Anastasia Bucsis

Personal information
- Born: 30 April 1989 (age 37) Calgary, Alberta, Canada
- Spouse: Diana Matheson ​(m. 2023)​

Sport
- Country: Canada
- Sport: Speed skating
- Club: Calgary Speed Skating

Achievements and titles
- Olympic finals: 2010, 2014

= Anastasia Bucsis =

Canadian speed skater (born 1989)

Anastasia Bucsis (born 30 April 1989) is a Canadian former long track speed skater and current sports broadcaster. She represented Canada at the 2010 Winter Olympics in Vancouver and the 2014 Winter Olympics in Sochi, competing in the women’s 500-metre event. Bucsis came out publicly prior to the 2014 Sochi Games in opposition to Russian anti-LGBTQ laws. Following her athletic career, Bucsis transitioned into broadcasting and media, becoming a host and analyst with CBC Sports. Bucsis served as a prime-time co-host for CBC’s Olympic coverage, and has been recognized for her leadership and advocacy in Canadian sport. Bucsis lives in Toronto, and is a passionate advocate for mental health issues, eradicating homophobia in sport, and telling the stories of athletes.

==Athletic career==
Bucsis began speed skating at age four, won silver at the 2007 Canada Winter Games in 500 metre speed skating, and went on to represent Canada in two Olympic Winter Games, six World Championships, and 46 World Cup starts. During her international athletic career, Bucsis attended the University of Calgary, where she studied Communications and Culture and represented Canada in speed skating at the 2009 Winter Universiade. She qualified for her first Olympics at the age of 20, competing in the Olympic Winter Games in Vancouver in 2010. Bucsis competed at her second Olympic Winter Games in Sochi in 2014.

On 10 April 2017, Bucsis retired from speed skating after a serious knee injury.

==Professional career==
Following her athletic career, Bucsis transitioned to become a sportscaster for CBC Sports. She has hosted digital shows for CBC during the Tokyo 2020 Olympics as well as the Beijing 2022 Winter Olympics. She created and hosted the CBC podcast Player’s Own Voice, a series of conversations with high-performance athletes that ran from 2018 to 2024 with over 100 episodes. Bucsis's hosting work for the CBC's coverage of the 2024 Paris Summer Olympics in France earned her a Canadian Screen Awards nomination as Best Sports Host (2025). Bucsis was then named prime-time co-host for CBC’s coverage of the 2026 Winter Olympics in Milan–Cortina. Bucsis has also worked as CBC's Long Track speed skating analyst since 2018.

==Personal life==
Bucsis was born and raised in Calgary, Alberta, Canada by parents Ross and Anita Bucsis. In 2013 at Calgary Pride, she came out publicly in opposition to Russian anti-LGBTQ laws prior to the Sochi Olympics. She was the only athlete from North America to do so, and garnered media attention. She has done extensive work within the LGBTQ community to combat homophobia in sport. Bucsis is also an advocate for mental health, after having struggled with anxiety and depression. In 2014, she appeared in the documentary film To Russia with Love.

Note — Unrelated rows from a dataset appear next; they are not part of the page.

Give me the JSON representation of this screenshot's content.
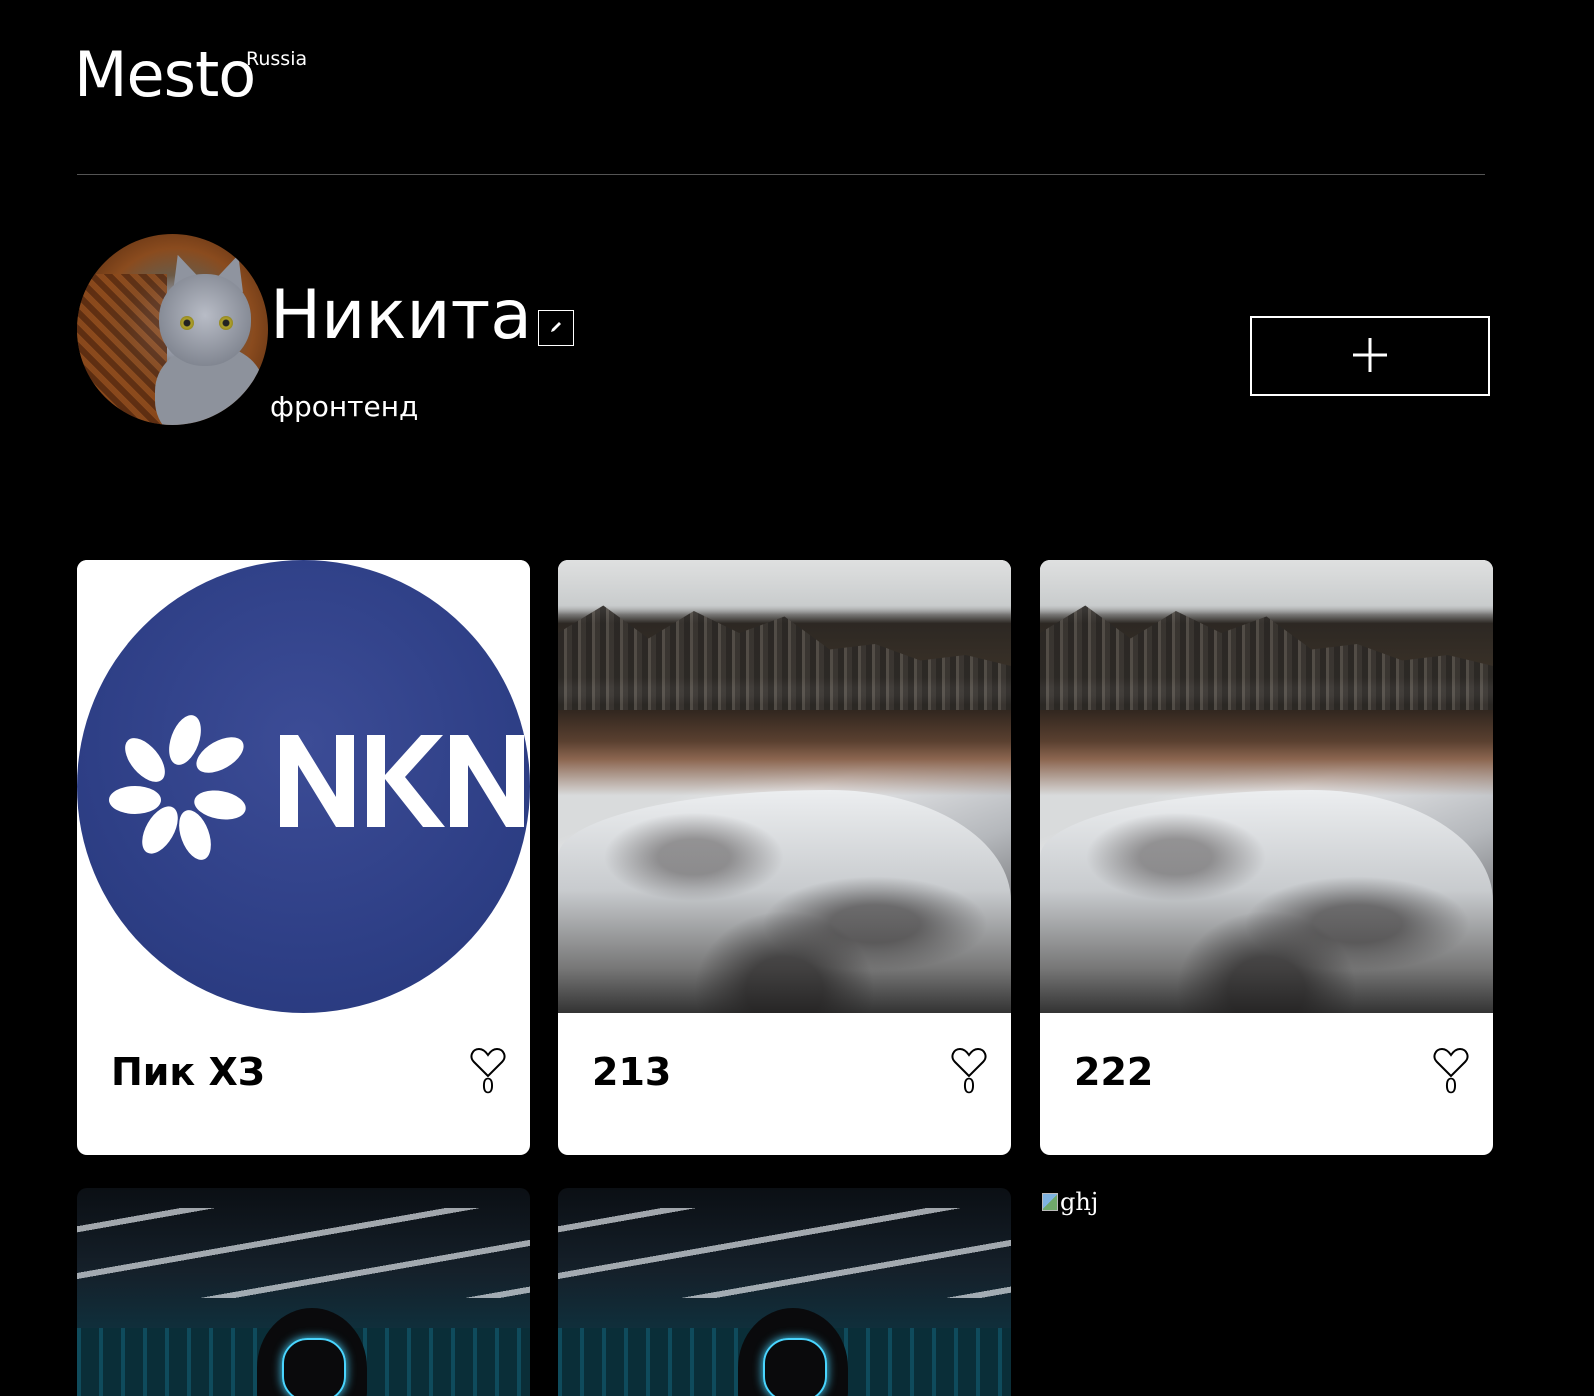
{
  "header": {
    "logo": "Mesto",
    "logo_superscript": "Russia"
  },
  "profile": {
    "name": "Никита",
    "about": "фронтенд",
    "edit_icon": "pencil-icon",
    "add_icon": "plus-icon"
  },
  "cards": [
    {
      "title": "Пик ХЗ",
      "likes": "0",
      "image": "nkn-logo"
    },
    {
      "title": "213",
      "likes": "0",
      "image": "snowy-river"
    },
    {
      "title": "222",
      "likes": "0",
      "image": "snowy-river"
    }
  ],
  "second_row": [
    {
      "image": "hooded-figure-neon-mask"
    },
    {
      "image": "hooded-figure-neon-mask"
    },
    {
      "alt": "ghj"
    }
  ],
  "colors": {
    "background": "#000000",
    "card": "#ffffff",
    "nkn_blue": "#2e3f86"
  }
}
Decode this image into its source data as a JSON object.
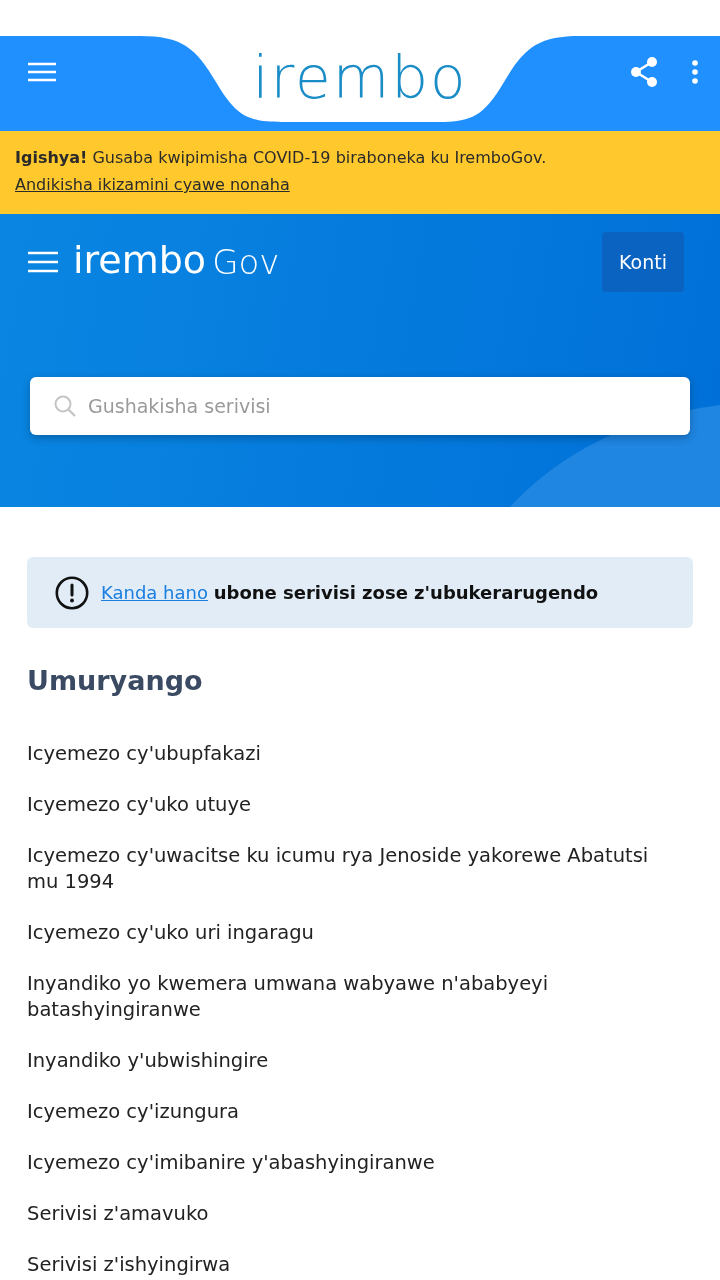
{
  "app_bar": {
    "logo": "irembo"
  },
  "notice": {
    "text": "**Igishya!** Gusaba kwipimisha COVID-19 biraboneka ku IremboGov.",
    "link": "Andikisha ikizamini cyawe nonaha"
  },
  "site_header": {
    "logo": "irembo",
    "logo_suffix": "Gov",
    "account_button": "Konti"
  },
  "search": {
    "placeholder": "Gushakisha serivisi"
  },
  "info": {
    "link": "Kanda hano",
    "text": "ubone serivisi zose z'ubukerarugendo"
  },
  "section": {
    "title": "Umuryango",
    "items": [
      "Icyemezo cy'ubupfakazi",
      "Icyemezo cy'uko utuye",
      "Icyemezo cy'uwacitse ku icumu rya Jenoside yakorewe Abatutsi mu 1994",
      "Icyemezo cy'uko uri ingaragu",
      "Inyandiko yo kwemera umwana wabyawe n'ababyeyi batashyingiranwe",
      "Inyandiko y'ubwishingire",
      "Icyemezo cy'izungura",
      "Icyemezo cy'imibanire y'abashyingiranwe",
      "Serivisi z'amavuko",
      "Serivisi z'ishyingirwa"
    ]
  }
}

In 2019, Bucsis appeared in Standing on the Line, a documentary film about homophobia in sports by Paul-Émile d'Entremont.

Bucsis married former women's soccer player Diana Matheson in August 2023.

==Awards and honours==

- In 2025, Bucsis was awarded the Bruce Kidd Leadership Award at the 48th Canadian Sport Awards, recognizing her leadership, advocacy for inclusion, and contributions to sport following her competitive career.
- Bucsis received a nomination for Best Sports Host at the 2025 Canadian Screen Awards for her broadcast work on CBC’s coverage of the 2024 Paris Summer Olympics.
- In 2025, she received the King Charles III Coronation Medal after being recognized by the Canada Games Council for her impact on Canadian sport and the Canada Games movement.